Correlation Between S Pack and Sahamitr Pressure
Can any of the company-specific risk be diversified away by investing in both S Pack and Sahamitr Pressure at the same time? Although using a correlation coefficient on its own may not help to predict future stock returns, this module helps to understand the diversifiable risk of combining S Pack and Sahamitr Pressure into the same portfolio, which is an essential part of the fundamental portfolio management process.
By analyzing existing cross correlation between S Pack Print and Sahamitr Pressure Container, you can compare the effects of market volatilities on S Pack and Sahamitr Pressure and check how they will diversify away market risk if combined in the same portfolio for a given time horizon. You can also utilize pair trading strategies of matching a long position in S Pack with a short position of Sahamitr Pressure. Check out your portfolio center. Please also check ongoing floating volatility patterns of S Pack and Sahamitr Pressure.
Diversification Opportunities for S Pack and Sahamitr Pressure
0.06 | Correlation Coefficient |
Significant diversification
The 3 months correlation between SPACK and Sahamitr is 0.06. Overlapping area represents the amount of risk that can be diversified away by holding S Pack Print and Sahamitr Pressure Container in the same portfolio, assuming nothing else is changed. The correlation between historical prices or returns on Sahamitr Pressure and S Pack is a relative statistical measure of the degree to which these equity instruments tend to move together. The correlation coefficient measures the extent to which returns on S Pack Print are associated (or correlated) with Sahamitr Pressure. Values of the correlation coefficient range from -1 to +1, where. The correlation of zero (0) is possible when the price movement of Sahamitr Pressure has no effect on the direction of S Pack i.e., S Pack and Sahamitr Pressure go up and down completely randomly.
Pair Corralation between S Pack and Sahamitr Pressure
Assuming the 90 days trading horizon S Pack Print is expected to generate 1.13 times more return on investment than Sahamitr Pressure.

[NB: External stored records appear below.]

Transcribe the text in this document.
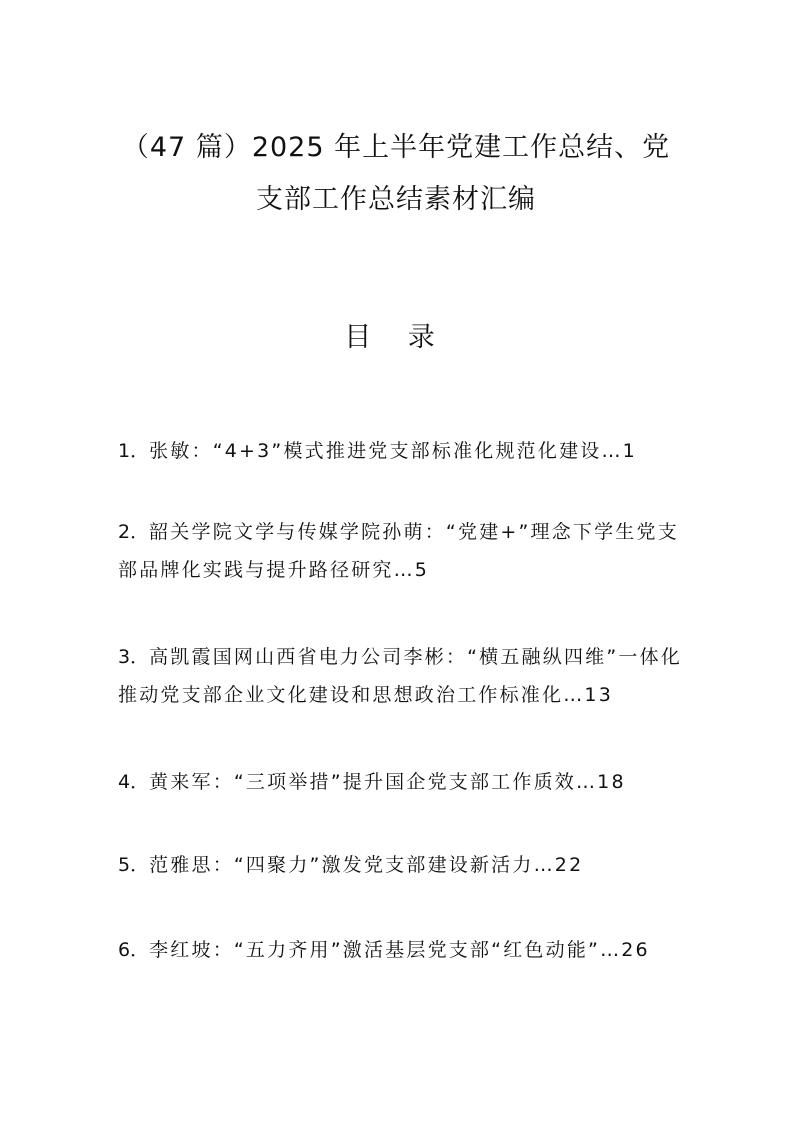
（47 篇）2025 年上半年党建工作总结、党
支部工作总结素材汇编
目 录
1．张敏：“4+3”模式推进党支部标准化规范化建设…1
2．韶关学院文学与传媒学院孙萌：“党建+”理念下学生党支部品牌化实践与提升路径研究…5
3．高凯霞国网山西省电力公司李彬：“横五融纵四维”一体化推动党支部企业文化建设和思想政治工作标准化…13
4．黄来军：“三项举措”提升国企党支部工作质效…18
5．范雅思：“四聚力”激发党支部建设新活力…22
6．李红坡：“五力齐用”激活基层党支部“红色动能”…26
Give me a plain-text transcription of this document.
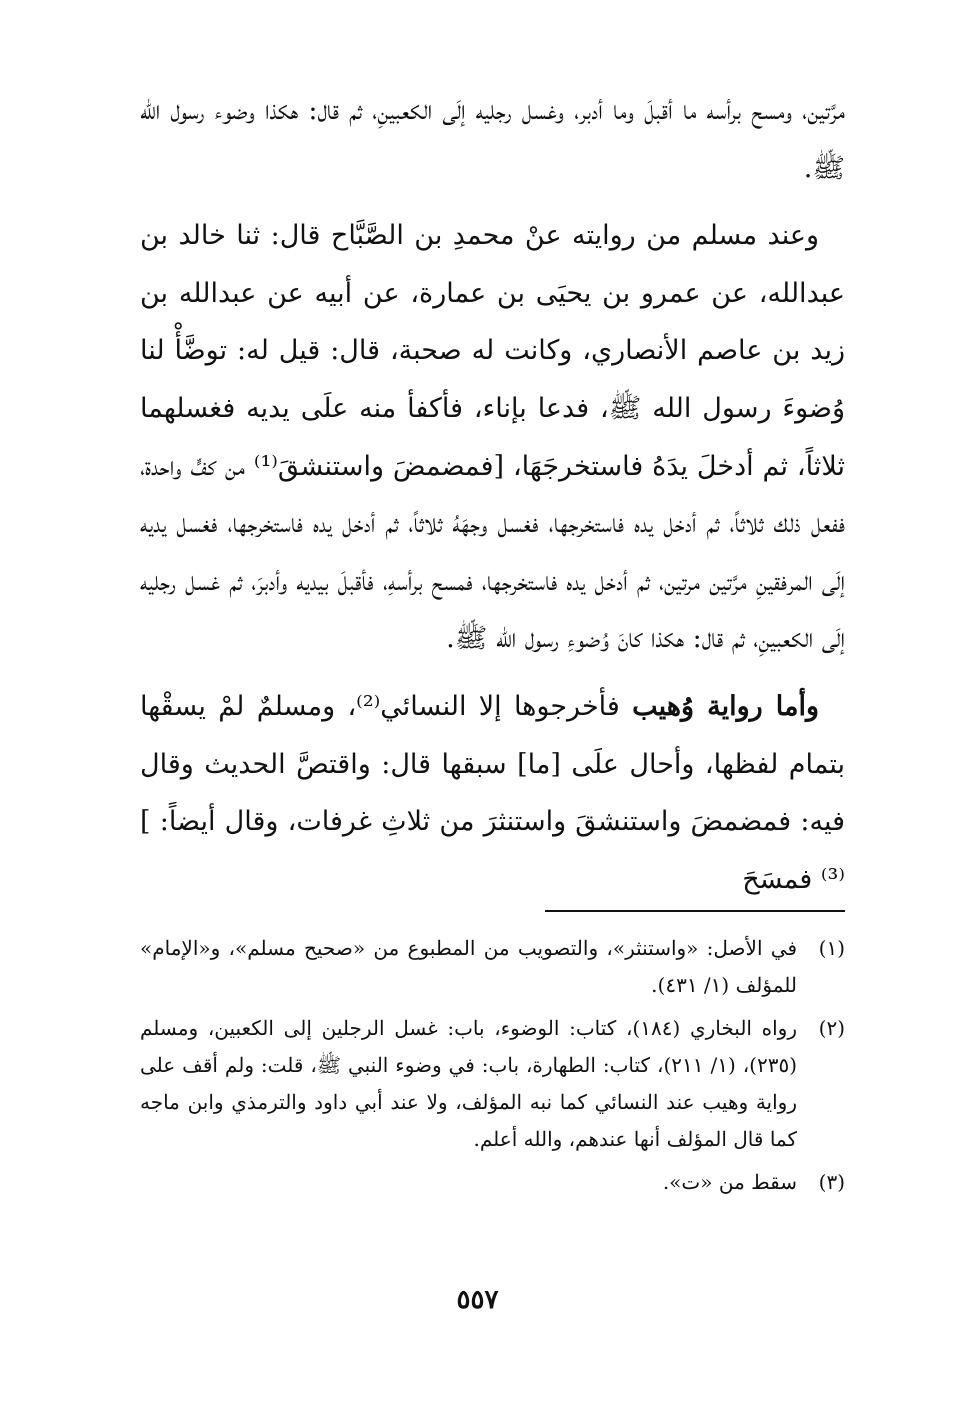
مرَّتين، ومسح برأسه ما أقبلَ وما أدبر، وغسل رجليه إلَى الكعبينِ، ثم قال: هكذا وضوء رسول الله ﷺ.

وعند مسلم من روايته عنْ محمدِ بن الصَّبَّاح قال: ثنا خالد بن عبدالله، عن عمرو بن يحيَى بن عمارة، عن أبيه عن عبدالله بن زيد بن عاصم الأنصاري، وكانت له صحبة، قال: قيل له: توضَّأْ لنا وُضوءَ رسول الله ﷺ، فدعا بإناء، فأكفأ منه علَى يديه فغسلهما ثلاثاً، ثم أدخلَ يدَهُ فاستخرجَهَا، [فمضمضَ واستنشقَ⁽¹⁾ من كفٍّ واحدة، ففعل ذلك ثلاثاً، ثم أدخل يده فاستخرجها، فغسل وجهَهُ ثلاثاً، ثم أدخل يده فاستخرجها، فغسل يديه إلَى المرفقينِ مرَّتين مرتين، ثم أدخل يده فاستخرجها، فمسح برأسهِ، فأقبلَ بيديه وأدبرَ، ثم غسل رجليه إلَى الكعبينِ، ثم قال: هكذا كانَ وُضوءِ رسول الله ﷺ.

وأما رواية وُهيب فأخرجوها إلا النسائي⁽²⁾، ومسلمٌ لمْ يسقْها بتمام لفظها، وأحال علَى [ما] سبقها قال: واقتصَّ الحديث وقال فيه: فمضمضَ واستنشقَ واستنثرَ من ثلاثِ غرفات، وقال أيضاً: ]⁽³⁾ فمسَحَ

(١)
في الأصل: «واستنثر»، والتصويب من المطبوع من «صحيح مسلم»، و«الإمام» للمؤلف (١/ ٤٣١).
(٢)
رواه البخاري (١٨٤)، كتاب: الوضوء، باب: غسل الرجلين إلى الكعبين، ومسلم (٢٣٥)، (١/ ٢١١)، كتاب: الطهارة، باب: في وضوء النبي ﷺ، قلت: ولم أقف على رواية وهيب عند النسائي كما نبه المؤلف، ولا عند أبي داود والترمذي وابن ماجه كما قال المؤلف أنها عندهم، والله أعلم.
(٣)
سقط من «ت».
٥٥٧
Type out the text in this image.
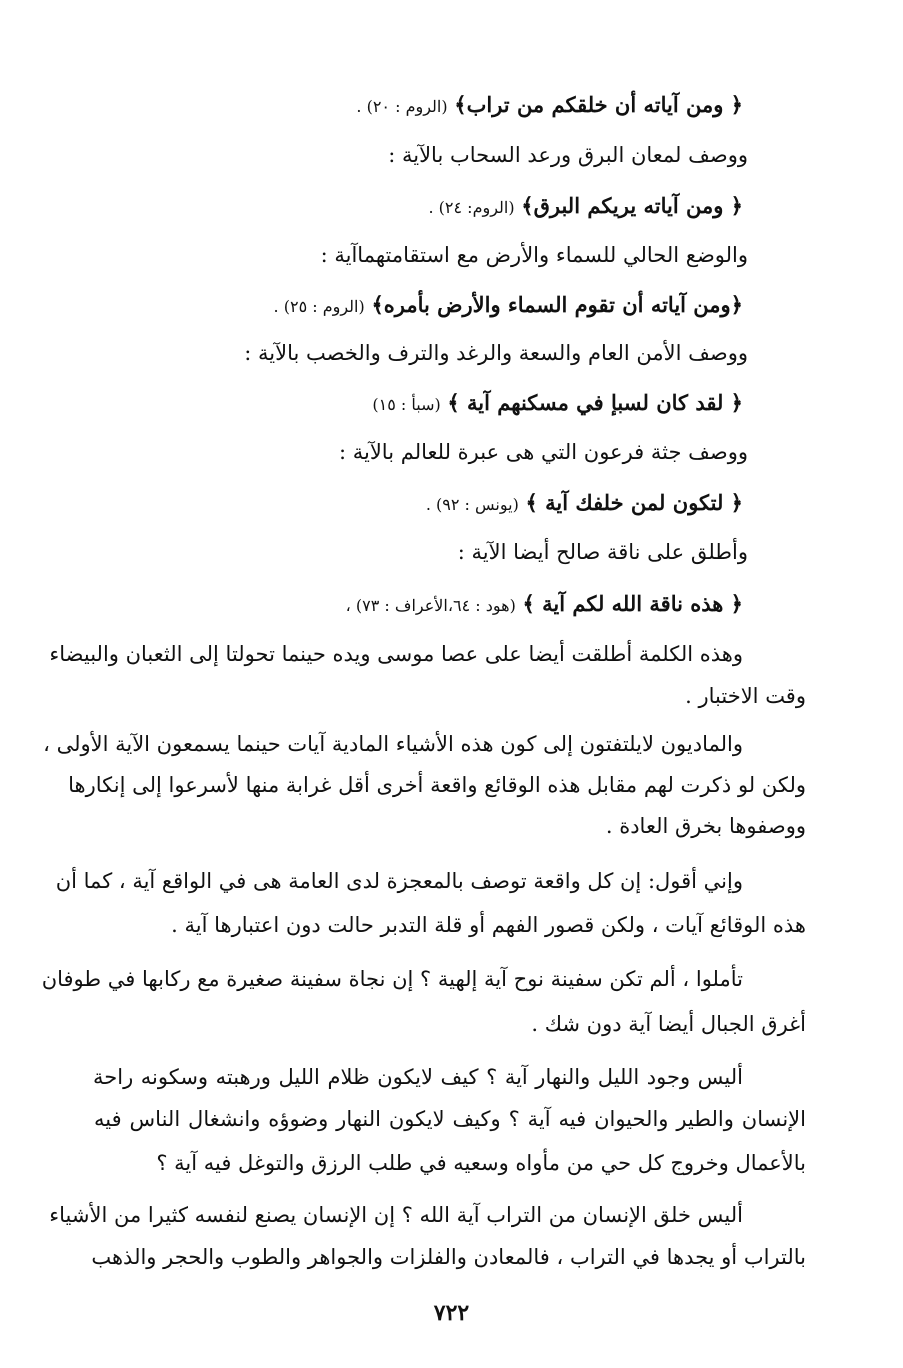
﴿ ومن آياته أن خلقكم من تراب﴾ (الروم : ٢٠) .
ووصف لمعان البرق ورعد السحاب بالآية :
﴿ ومن آياته يريكم البرق﴾ (الروم: ٢٤) .
والوضع الحالي للسماء والأرض مع استقامتهماآية :
﴿ومن آياته أن تقوم السماء والأرض بأمره﴾ (الروم : ٢٥) .
ووصف الأمن العام والسعة والرغد والترف والخصب بالآية :
﴿ لقد كان لسبإ في مسكنهم آية ﴾ (سبأ : ١٥)
ووصف جثة فرعون التي هى عبرة للعالم بالآية :
﴿ لتكون لمن خلفك آية ﴾ (يونس : ٩٢) .
وأطلق على ناقة صالح أيضا الآية :
﴿ هذه ناقة الله لكم آية ﴾ (هود : ٦٤،الأعراف : ٧٣) ،
وهذه الكلمة أطلقت أيضا على عصا موسى ويده حينما تحولتا إلى الثعبان والبيضاء
وقت الاختبار .
والماديون لايلتفتون إلى كون هذه الأشياء المادية آيات حينما يسمعون الآية الأولى ،
ولكن لو ذكرت لهم مقابل هذه الوقائع واقعة أخرى أقل غرابة منها لأسرعوا إلى إنكارها
ووصفوها بخرق العادة .
وإني أقول: إن كل واقعة توصف بالمعجزة لدى العامة هى في الواقع آية ، كما أن
هذه الوقائع آيات ، ولكن قصور الفهم أو قلة التدبر حالت دون اعتبارها آية .
تأملوا ، ألم تكن سفينة نوح آية إلهية ؟ إن نجاة سفينة صغيرة مع ركابها في طوفان
أغرق الجبال أيضا آية دون شك .
أليس وجود الليل والنهار آية ؟ كيف لايكون ظلام الليل ورهبته وسكونه راحة
الإنسان والطير والحيوان فيه آية ؟ وكيف لايكون النهار وضوؤه وانشغال الناس فيه
بالأعمال وخروج كل حي من مأواه وسعيه في طلب الرزق والتوغل فيه آية ؟
أليس خلق الإنسان من التراب آية الله ؟ إن الإنسان يصنع لنفسه كثيرا من الأشياء
بالتراب أو يجدها في التراب ، فالمعادن والفلزات والجواهر والطوب والحجر والذهب
٧٢٢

However, S Pack is 1.13 times more volatile than Sahamitr Pressure Container. It trades about -0.02 of its potential returns per unit of risk. Sahamitr Pressure Container is currently generating about -0.3 per unit of risk. If you would invest 181.00 in S Pack Print on August 26, 2024 and sell it today you would lose (1.00) from holding S Pack Print or give up 0.55% of portfolio value over 90 days.
Time Period | 3 Months [change] |
Direction | Moves Together |
Strength | Insignificant |
Accuracy | 100.0% |
Values | Daily Returns |
S Pack Print vs. Sahamitr Pressure Container
Performance |
Timeline |
S Pack Print |
Sahamitr Pressure |
S Pack and Sahamitr Pressure Volatility Contrast
Predicted Return Density |
Returns |
Pair Trading with S Pack and Sahamitr Pressure
The main advantage of trading using opposite S Pack and Sahamitr Pressure positions is that it hedges away some unsystematic risk. Because of two separate transactions, even if S Pack position performs unexpectedly, Sahamitr Pressure can make up some of the losses. Pair trading also minimizes risk from directional movements in the market. For example, if an entire industry or sector drops because of unexpected headlines, the short position in Sahamitr Pressure will offset losses from the drop in Sahamitr Pressure's long position.S Pack vs. PTT Public | S Pack vs. PTT Exploration and | S Pack vs. CP ALL Public | S Pack vs. Kasikornbank Public |
Sahamitr Pressure vs. PTT Public | Sahamitr Pressure vs. PTT Exploration and | Sahamitr Pressure vs. CP ALL Public | Sahamitr Pressure vs. Kasikornbank Public |
Check out your portfolio center.Note that this page's information should be used as a complementary analysis to find the right mix of equity instruments to add to your existing portfolios or create a brand new portfolio. You can also try the Money Flow Index module to determine momentum by analyzing Money Flow Index and other technical indicators.